Basic Pie Dough
- Servings: Makes enough dough for a two-crust 9-inch pie.
This method and recipe is adapted from Best Recipes, by the editors of America's Test Kitchen.
The keys to the success of this recipe is that first, it uses two fats -- butter and shortening or butter and leaf lard. If you're unfamiliar with leaf lard, it is a very pure fat made from rendered pork fat -- but it has no pork flavor so your pies won't taste like bacon! Second, making the dough partly by machine reduces the amount of contact your hands have with the dough, thus reducing any contact the fats have with heat.
You can use this dough to make a galette, turnovers or any other sweet pastry. If you're making a savory tart, such as a quiche or tomato tart, just omit the sugar.

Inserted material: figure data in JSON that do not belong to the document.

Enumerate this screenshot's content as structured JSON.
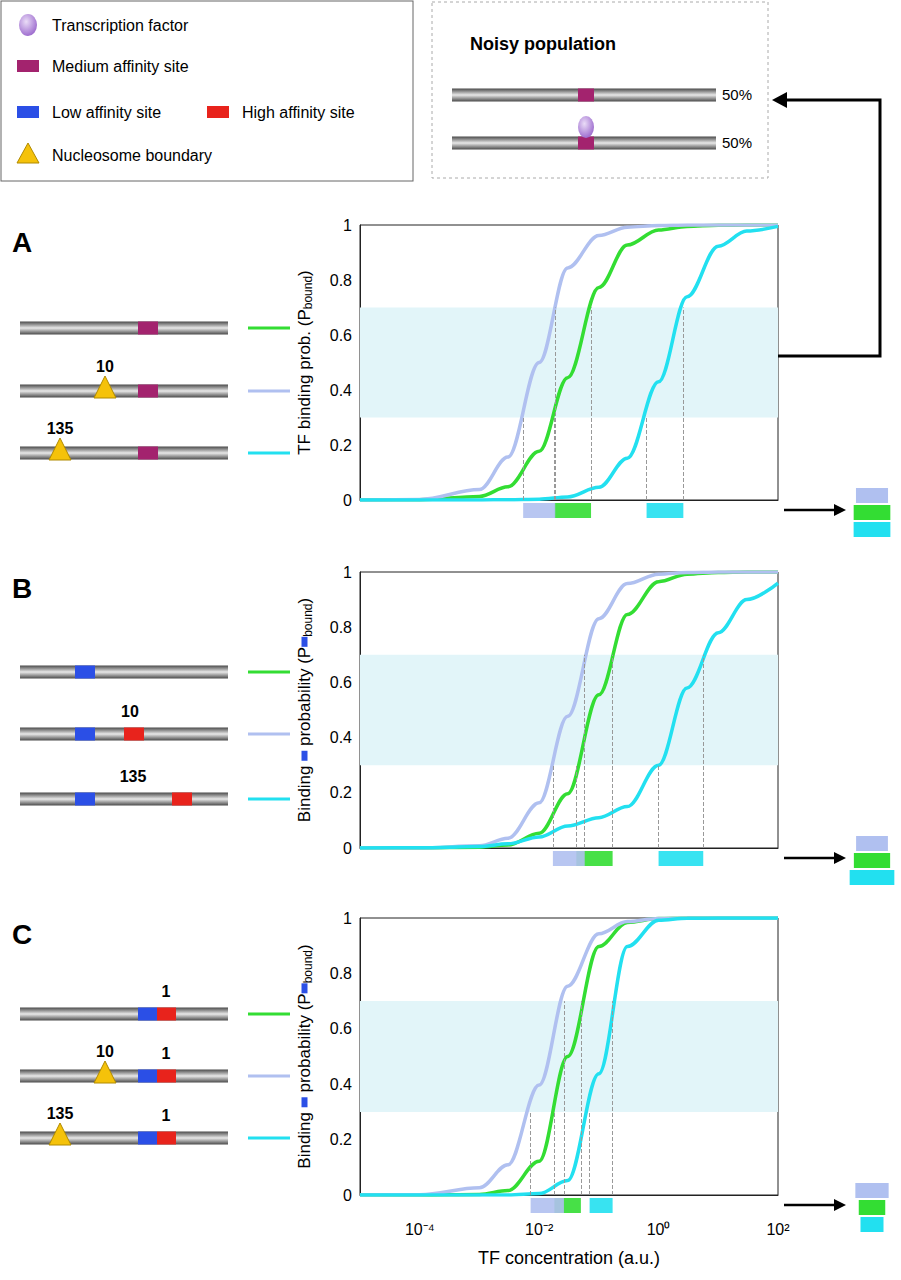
{
  "legend_box": {
    "items": [
      {
        "label": "Transcription factor",
        "marker": "ellipse",
        "color": "#9966cc"
      },
      {
        "label": "Medium affinity site",
        "marker": "rect",
        "color": "#a3236e"
      },
      {
        "label": "Low affinity site",
        "marker": "rect",
        "color": "#2b4fe6"
      },
      {
        "label": "High affinity site",
        "marker": "rect",
        "color": "#e8231c"
      },
      {
        "label": "Nucleosome boundary",
        "marker": "triangle",
        "color": "#f5c20a"
      }
    ]
  },
  "noisy_population": {
    "title": "Noisy population",
    "site": 1,
    "rows": [
      {
        "tf_bound": false,
        "label": "50%"
      },
      {
        "tf_bound": true,
        "label": "50%"
      }
    ]
  },
  "panels": [
    {
      "letter": "A",
      "constructs": [
        {
          "sites": [
            1
          ],
          "boundary": null,
          "spacing": null
        },
        {
          "sites": [
            1
          ],
          "boundary": 10,
          "spacing": null
        },
        {
          "sites": [
            1
          ],
          "boundary": 135,
          "spacing": null
        }
      ]
    },
    {
      "letter": "B",
      "constructs": [
        {
          "sites": [
            2
          ],
          "boundary": null,
          "spacing": null
        },
        {
          "sites": [
            2,
            3
          ],
          "boundary": null,
          "spacing": 10
        },
        {
          "sites": [
            2,
            3
          ],
          "boundary": null,
          "spacing": 135
        }
      ]
    },
    {
      "letter": "C",
      "constructs": [
        {
          "sites": [
            2,
            3
          ],
          "boundary": null,
          "spacing": 1
        },
        {
          "sites": [
            2,
            3
          ],
          "boundary": 10,
          "spacing": 1
        },
        {
          "sites": [
            2,
            3
          ],
          "boundary": 135,
          "spacing": 1
        }
      ]
    }
  ],
  "chart_data": [
    {
      "type": "line",
      "ylabel": [
        "TF binding prob. (P",
        {
          "sub": "bound"
        },
        ")"
      ],
      "log": "x",
      "grid": false,
      "tick_labels": "y",
      "xlim": [
        1e-05,
        100
      ],
      "ylim": [
        0,
        1
      ],
      "yticks": [
        0,
        0.2,
        0.4,
        0.6,
        0.8,
        1
      ],
      "band": [
        0.3,
        0.7
      ],
      "x": [
        1e-05,
        0.0001,
        0.001,
        0.003,
        0.01,
        0.03,
        0.1,
        0.3,
        1,
        3,
        10,
        30,
        100
      ],
      "series": [
        {
          "color": "#33dd33",
          "values": [
            0,
            0.001,
            0.013,
            0.048,
            0.177,
            0.445,
            0.773,
            0.927,
            0.982,
            0.995,
            0.999,
            1,
            1
          ],
          "range": [
            0.018,
            0.074
          ]
        },
        {
          "color": "#b0c0f0",
          "values": [
            0,
            0.002,
            0.038,
            0.156,
            0.5,
            0.844,
            0.962,
            0.992,
            0.998,
            1,
            1,
            1,
            1
          ],
          "range": [
            0.0054,
            0.0186
          ]
        },
        {
          "color": "#22e0f0",
          "values": [
            0,
            0,
            0,
            0.001,
            0.003,
            0.011,
            0.046,
            0.152,
            0.43,
            0.739,
            0.923,
            0.978,
            0.995
          ],
          "range": [
            0.63,
            2.6
          ]
        }
      ]
    },
    {
      "type": "line",
      "ylabel": [
        "Binding ",
        {
          "site": 2
        },
        " probability (P",
        {
          "site": 2
        },
        {
          "sub": "bound"
        },
        ")"
      ],
      "log": "x",
      "grid": false,
      "tick_labels": "y",
      "xlim": [
        1e-05,
        100
      ],
      "ylim": [
        0,
        1
      ],
      "yticks": [
        0,
        0.2,
        0.4,
        0.6,
        0.8,
        1
      ],
      "band": [
        0.3,
        0.7
      ],
      "x": [
        1e-05,
        0.0001,
        0.001,
        0.003,
        0.01,
        0.03,
        0.1,
        0.3,
        1,
        3,
        10,
        30,
        100
      ],
      "series": [
        {
          "color": "#33dd33",
          "values": [
            0,
            0,
            0.003,
            0.011,
            0.053,
            0.197,
            0.555,
            0.846,
            0.965,
            0.992,
            0.998,
            1,
            1
          ],
          "range": [
            0.042,
            0.17
          ]
        },
        {
          "color": "#b0c0f0",
          "values": [
            0,
            0,
            0.008,
            0.035,
            0.164,
            0.477,
            0.831,
            0.958,
            0.992,
            0.998,
            1,
            1,
            1
          ],
          "range": [
            0.017,
            0.058
          ]
        },
        {
          "color": "#22e0f0",
          "values": [
            0,
            0.001,
            0.005,
            0.015,
            0.04,
            0.08,
            0.11,
            0.15,
            0.3,
            0.58,
            0.78,
            0.9,
            0.96
          ],
          "range": [
            1,
            5.6
          ]
        }
      ]
    },
    {
      "type": "line",
      "ylabel": [
        "Binding ",
        {
          "site": 2
        },
        " probability (P",
        {
          "site": 2
        },
        {
          "sub": "bound"
        },
        ")"
      ],
      "xlabel": "TF concentration (a.u.)",
      "log": "x",
      "grid": false,
      "tick_labels": true,
      "xlim": [
        1e-05,
        100
      ],
      "xticks": [
        {
          "value": 0.0001,
          "label": "10⁻⁴"
        },
        {
          "value": 0.01,
          "label": "10⁻²"
        },
        {
          "value": 1,
          "label": "10⁰"
        },
        {
          "value": 100,
          "label": "10²"
        }
      ],
      "ylim": [
        0,
        1
      ],
      "yticks": [
        0,
        0.2,
        0.4,
        0.6,
        0.8,
        1
      ],
      "band": [
        0.3,
        0.7
      ],
      "x": [
        1e-05,
        0.0001,
        0.001,
        0.003,
        0.01,
        0.03,
        0.1,
        0.3,
        1,
        3,
        10,
        30,
        100
      ],
      "series": [
        {
          "color": "#33dd33",
          "values": [
            0,
            0,
            0.002,
            0.016,
            0.122,
            0.5,
            0.897,
            0.984,
            0.998,
            1,
            1,
            1,
            1
          ],
          "range": [
            0.018,
            0.05
          ]
        },
        {
          "color": "#b0c0f0",
          "values": [
            0,
            0.001,
            0.026,
            0.109,
            0.397,
            0.754,
            0.943,
            0.987,
            0.998,
            1,
            1,
            1,
            1
          ],
          "range": [
            0.0072,
            0.026
          ]
        },
        {
          "color": "#22e0f0",
          "values": [
            0,
            0,
            0,
            0,
            0.005,
            0.052,
            0.438,
            0.897,
            0.992,
            0.999,
            1,
            1,
            1
          ],
          "range": [
            0.07,
            0.17
          ]
        }
      ]
    }
  ]
}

Makes enough dough for a two-crust 9-inch pie. If you're only making a one-crust pie, freeze the leftovers for another pie on another day.
Ingredients
- 2 1/2 cups all purpose flour
- 2 tablespoons sugar
- 1 teaspoon salt
- 12 tablespoons (1 1/2 sticks) unsalted butter, very cold, cut into 1/2-inch pieces
- 8 tablespoons all-vegetable shortening (Crisco's no transfats is excellent) or leaf lard
- 6 to 10 tablespoons iced water (this is approximate; you may need more)
Directions
- Place the flour, sugar and salt in the basket of a food processor. Pulse once to combine.
- Sprinkle the diced cold butter over the flour mixture. Pulse 4 or 5 times, one second for each pulse. Add the shortening or leaf lard and repeat the pulsing, until the mixture resembles corn meal. Do not over-mix.
- Transfer this mixture to a large mixing bowl and add the ice water, adding 6 tablespoons to start, and with a fork combine until large clumps form and the dough starts to hold together. If you need more than 6 tablespoons, sprinkle additional ice water gradually, a tablespoon at a time, so that you don't get it too wet (although if this happens, don't panic; just gather up the finished dough and pat it with small amounts of extra flour until it achieves a tender, workable consistency). Adding the ice water by hand and not all at once in the food processor gives you vastly more control and thus, a better, flakier result.
- Gather the dough into a ball, cut it into two pieces of about equal size, flatten the pieces each into a disc, wrap in plastic wrap and chill in the refrigerator for about a half-hour.
You can make the dough up to a day in advance, keeping it in the refrigerator.